Toyota to build Prius in U.S.
Highlander to Indiana; all Tundra to Texas
July 10, 2008 – Erlanger, KY – Toyota is responding to changes in consumer demand and improving the production efficiency and stability of its North American operations by adjusting production mix at three plants. The changes include the addition of the Prius hybrid sedan to its North American lineup.
The changes are as follows:
– Prius will be built at a plant under construction in Blue Springs, Miss.

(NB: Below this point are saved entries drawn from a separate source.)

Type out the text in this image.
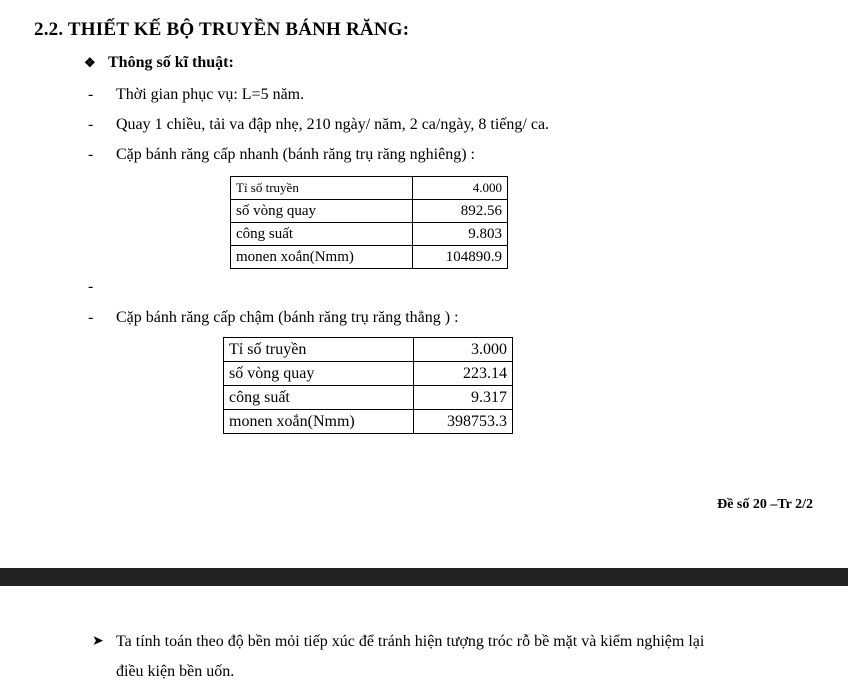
2.2. THIẾT KẾ BỘ TRUYỀN BÁNH RĂNG:
❖ Thông số kĩ thuật:
- Thời gian phục vụ: L=5 năm.
- Quay 1 chiều, tải va đập nhẹ, 210 ngày/ năm, 2 ca/ngày, 8 tiếng/ ca.
- Cặp bánh răng cấp nhanh (bánh răng trụ răng nghiêng) :
Tỉ số truyền	4.000
số vòng quay	892.56
công suất	9.803
monen xoắn(Nmm)	104890.9
-
- Cặp bánh răng cấp chậm (bánh răng trụ răng thẳng ) :
Tỉ số truyền	3.000
số vòng quay	223.14
công suất	9.317
monen xoắn(Nmm)	398753.3
Đề số 20 –Tr 2/2
➤ Ta tính toán theo độ bền mỏi tiếp xúc để tránh hiện tượng tróc rỗ bề mặt và kiểm nghiệm lại
điều kiện bền uốn.
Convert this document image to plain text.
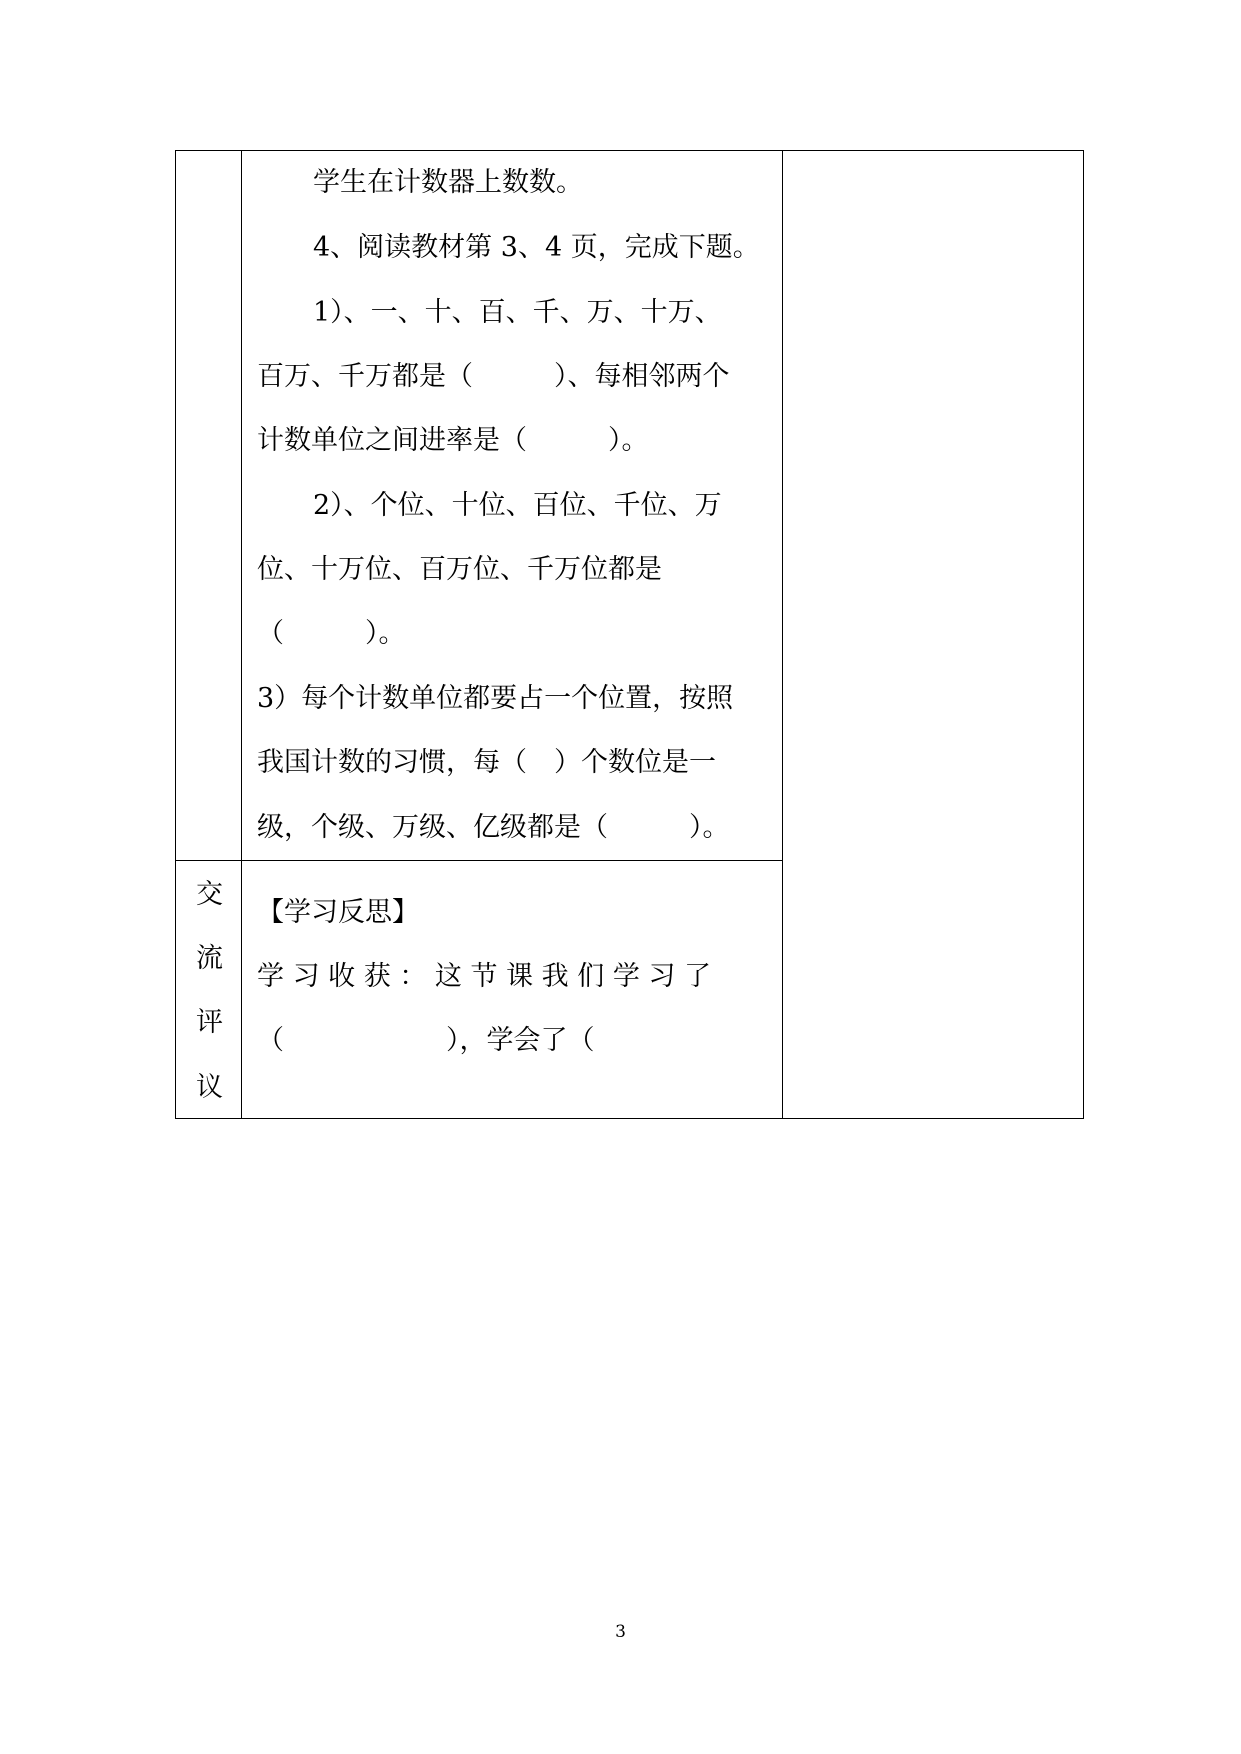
学生在计数器上数数。
4、阅读教材第 3、4 页，完成下题。
1）、一、十、百、千、万、十万、
百万、千万都是（　　　）、每相邻两个
计数单位之间进率是（　　　）。
2）、个位、十位、百位、千位、万
位、十万位、百万位、千万位都是
（　　　）。
3）每个计数单位都要占一个位置，按照
我国计数的习惯，每（　）个数位是一
级，个级、万级、亿级都是（　　　）。
交
流
评
议
【学习反思】
学 习 收 获 ： 这 节 课 我 们 学 习 了
（　　　　　　），学会了（
3
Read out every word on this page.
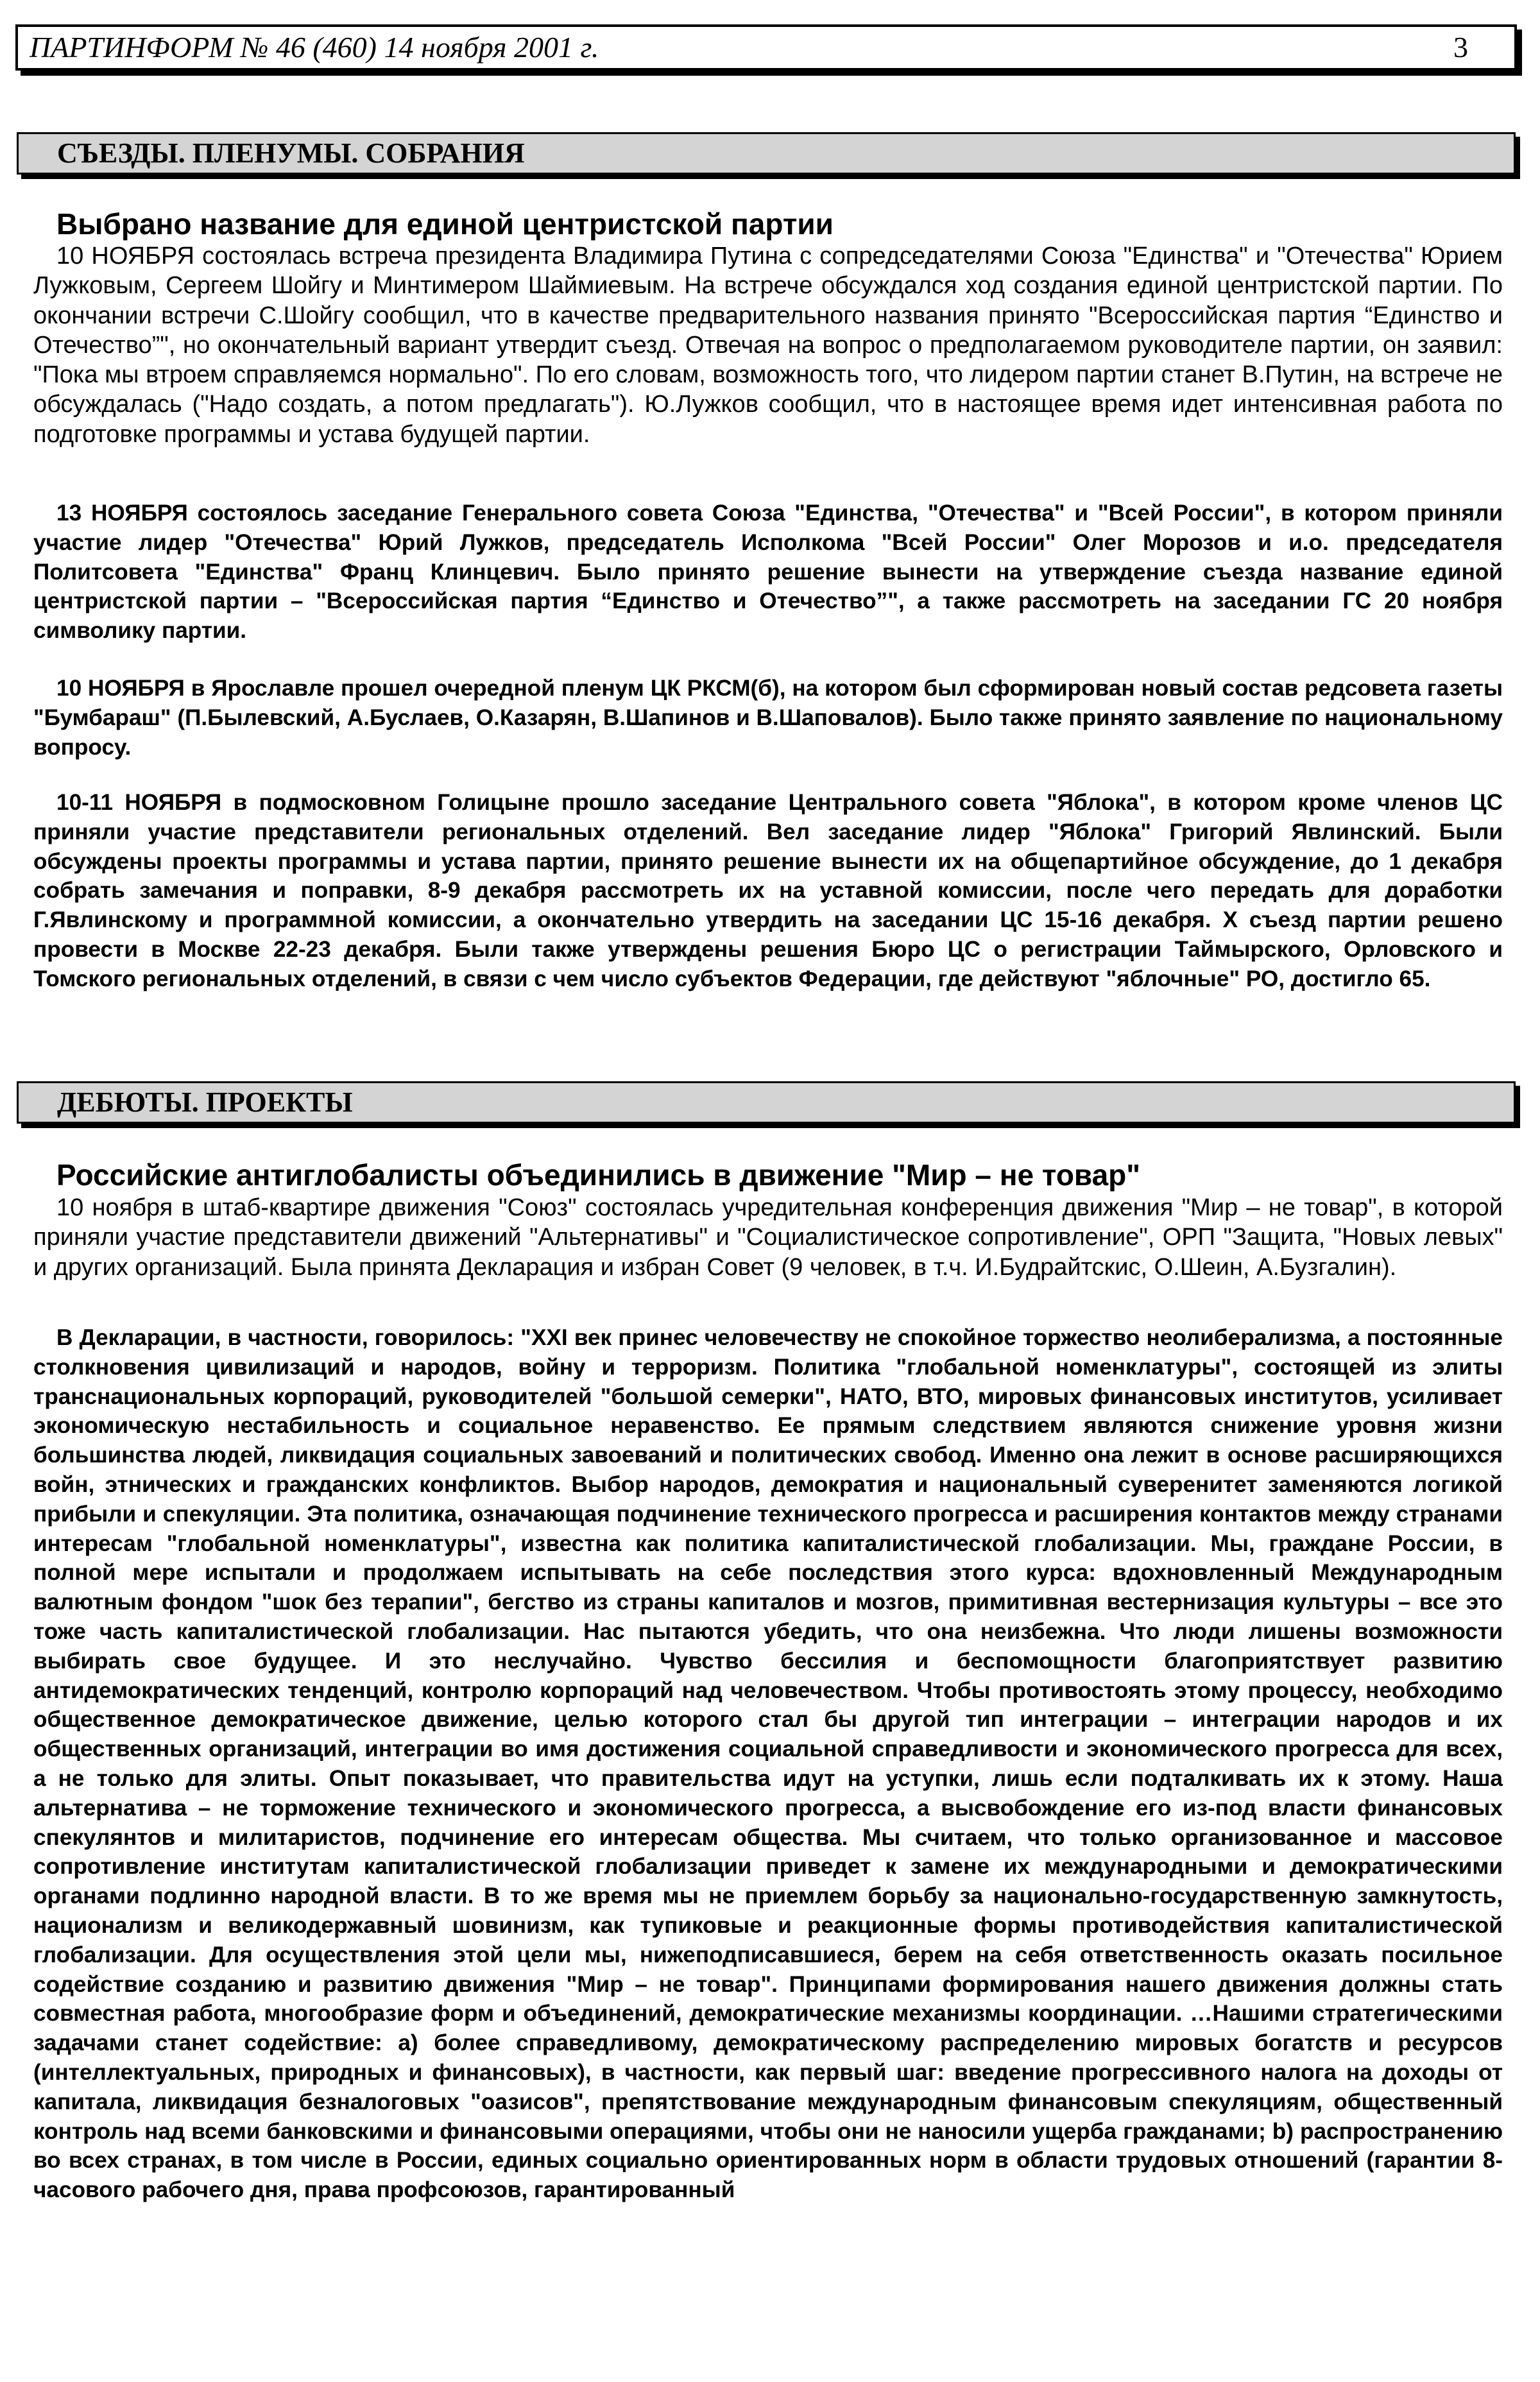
ПАРТИНФОРМ № 46 (460) 14 ноября 2001 г.	3
СЪЕЗДЫ. ПЛЕНУМЫ. СОБРАНИЯ
Выбрано название для единой центристской партии
10 НОЯБРЯ состоялась встреча президента Владимира Путина с сопредседателями Союза "Единства" и "Отечества" Юрием Лужковым, Сергеем Шойгу и Минтимером Шаймиевым. На встрече обсуждался ход создания единой центристской партии. По окончании встречи С.Шойгу сообщил, что в качестве предварительного названия принято "Всероссийская партия “Единство и Отечество”", но окончательный вариант утвердит съезд. Отвечая на вопрос о предполагаемом руководителе партии, он заявил: "Пока мы втроем справляемся нормально". По его словам, возможность того, что лидером партии станет В.Путин, на встрече не обсуждалась ("Надо создать, а потом предлагать"). Ю.Лужков сообщил, что в настоящее время идет интенсивная работа по подготовке программы и устава будущей партии.
13 НОЯБРЯ состоялось заседание Генерального совета Союза "Единства, "Отечества" и "Всей России", в котором приняли участие лидер "Отечества" Юрий Лужков, председатель Исполкома "Всей России" Олег Морозов и и.о. председателя Политсовета "Единства" Франц Клинцевич. Было принято решение вынести на утверждение съезда название единой центристской партии – "Всероссийская партия “Единство и Отечество”", а также рассмотреть на заседании ГС 20 ноября символику партии.
10 НОЯБРЯ в Ярославле прошел очередной пленум ЦК РКСМ(б), на котором был сформирован новый состав редсовета газеты "Бумбараш" (П.Былевский, А.Буслаев, О.Казарян, В.Шапинов и В.Шаповалов). Было также принято заявление по национальному вопросу.
10-11 НОЯБРЯ в подмосковном Голицыне прошло заседание Центрального совета "Яблока", в котором кроме членов ЦС приняли участие представители региональных отделений. Вел заседание лидер "Яблока" Григорий Явлинский. Были обсуждены проекты программы и устава партии, принято решение вынести их на общепартийное обсуждение, до 1 декабря собрать замечания и поправки, 8-9 декабря рассмотреть их на уставной комиссии, после чего передать для доработки Г.Явлинскому и программной комиссии, а окончательно утвердить на заседании ЦС 15-16 декабря. X съезд партии решено провести в Москве 22-23 декабря. Были также утверждены решения Бюро ЦС о регистрации Таймырского, Орловского и Томского региональных отделений, в связи с чем число субъектов Федерации, где действуют "яблочные" РО, достигло 65.
ДЕБЮТЫ. ПРОЕКТЫ
Российские антиглобалисты объединились в движение "Мир – не товар"
10 ноября в штаб-квартире движения "Союз" состоялась учредительная конференция движения "Мир – не товар", в которой приняли участие представители движений "Альтернативы" и "Социалистическое сопротивление", ОРП "Защита, "Новых левых" и других организаций. Была принята Декларация и избран Совет (9 человек, в т.ч. И.Будрайтскис, О.Шеин, А.Бузгалин).
В Декларации, в частности, говорилось: "XXI век принес человечеству не спокойное торжество неолиберализма, а постоянные столкновения цивилизаций и народов, войну и терроризм. Политика "глобальной номенклатуры", состоящей из элиты транснациональных корпораций, руководителей "большой семерки", НАТО, ВТО, мировых финансовых институтов, усиливает экономическую нестабильность и социальное неравенство. Ее прямым следствием являются снижение уровня жизни большинства людей, ликвидация социальных завоеваний и политических свобод. Именно она лежит в основе расширяющихся войн, этнических и гражданских конфликтов. Выбор народов, демократия и национальный суверенитет заменяются логикой прибыли и спекуляции. Эта политика, означающая подчинение технического прогресса и расширения контактов между странами интересам "глобальной номенклатуры", известна как политика капиталистической глобализации. Мы, граждане России, в полной мере испытали и продолжаем испытывать на себе последствия этого курса: вдохновленный Международным валютным фондом "шок без терапии", бегство из страны капиталов и мозгов, примитивная вестернизация культуры – все это тоже часть капиталистической глобализации. Нас пытаются убедить, что она неизбежна. Что люди лишены возможности выбирать свое будущее. И это неслучайно. Чувство бессилия и беспомощности благоприятствует развитию антидемократических тенденций, контролю корпораций над человечеством. Чтобы противостоять этому процессу, необходимо общественное демократическое движение, целью которого стал бы другой тип интеграции – интеграции народов и их общественных организаций, интеграции во имя достижения социальной справедливости и экономического прогресса для всех, а не только для элиты. Опыт показывает, что правительства идут на уступки, лишь если подталкивать их к этому. Наша альтернатива – не торможение технического и экономического прогресса, а высвобождение его из-под власти финансовых спекулянтов и милитаристов, подчинение его интересам общества. Мы считаем, что только организованное и массовое сопротивление институтам капиталистической глобализации приведет к замене их международными и демократическими органами подлинно народной власти. В то же время мы не приемлем борьбу за национально-государственную замкнутость, национализм и великодержавный шовинизм, как тупиковые и реакционные формы противодействия капиталистической глобализации. Для осуществления этой цели мы, нижеподписавшиеся, берем на себя ответственность оказать посильное содействие созданию и развитию движения "Мир – не товар". Принципами формирования нашего движения должны стать совместная работа, многообразие форм и объединений, демократические механизмы координации. …Нашими стратегическими задачами станет содействие: а) более справедливому, демократическому распределению мировых богатств и ресурсов (интеллектуальных, природных и финансовых), в частности, как первый шаг: введение прогрессивного налога на доходы от капитала, ликвидация безналоговых "оазисов", препятствование международным финансовым спекуляциям, общественный контроль над всеми банковскими и финансовыми операциями, чтобы они не наносили ущерба гражданами; b) распространению во всех странах, в том числе в России, единых социально ориентированных норм в области трудовых отношений (гарантии 8-часового рабочего дня, права профсоюзов, гарантированный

Production is scheduled to begin in late 2010. Prius, which will join the Kentucky-built Camry Hybrid as the second Toyota hybrid built in North America, enables Toyota to better respond to increased consumer demand for hybrid vehicles.
– The Highlander mid-size SUV, originally scheduled to be built in Mississippi, will now be manufactured in Princeton, Ind., beginning in Fall 2009.
– Production of the Tundra full-size pick-up truck, currently built in Indiana and Texas, will be consolidated at the San Antonio plant in Spring 2009.
In addition, Toyota will temporarily suspend Tundra and Sequoia production beginning August 8 due to the declining overall market for full size trucks and SUVs. Production is scheduled to resume in early November. Team members at both facilities, as well as the Huntsville, Ala. plant that builds Tundra and Sequoia engines, will continue to be provided work.
“The truck market continues to worsen, so unfortunately we must temporarily suspend production. But this good news about production mix demonstrates our long-term commitment to our North American operations and to our team members, supplier partners, and communities where our plants are located,” said Jim Wiseman, vice president/external affairs for Toyota Motor Engineering & Manufacturing North America (TEMA). “By using this downturn as an opportunity to develop team members and improve our operations, we hope to emerge even stronger.”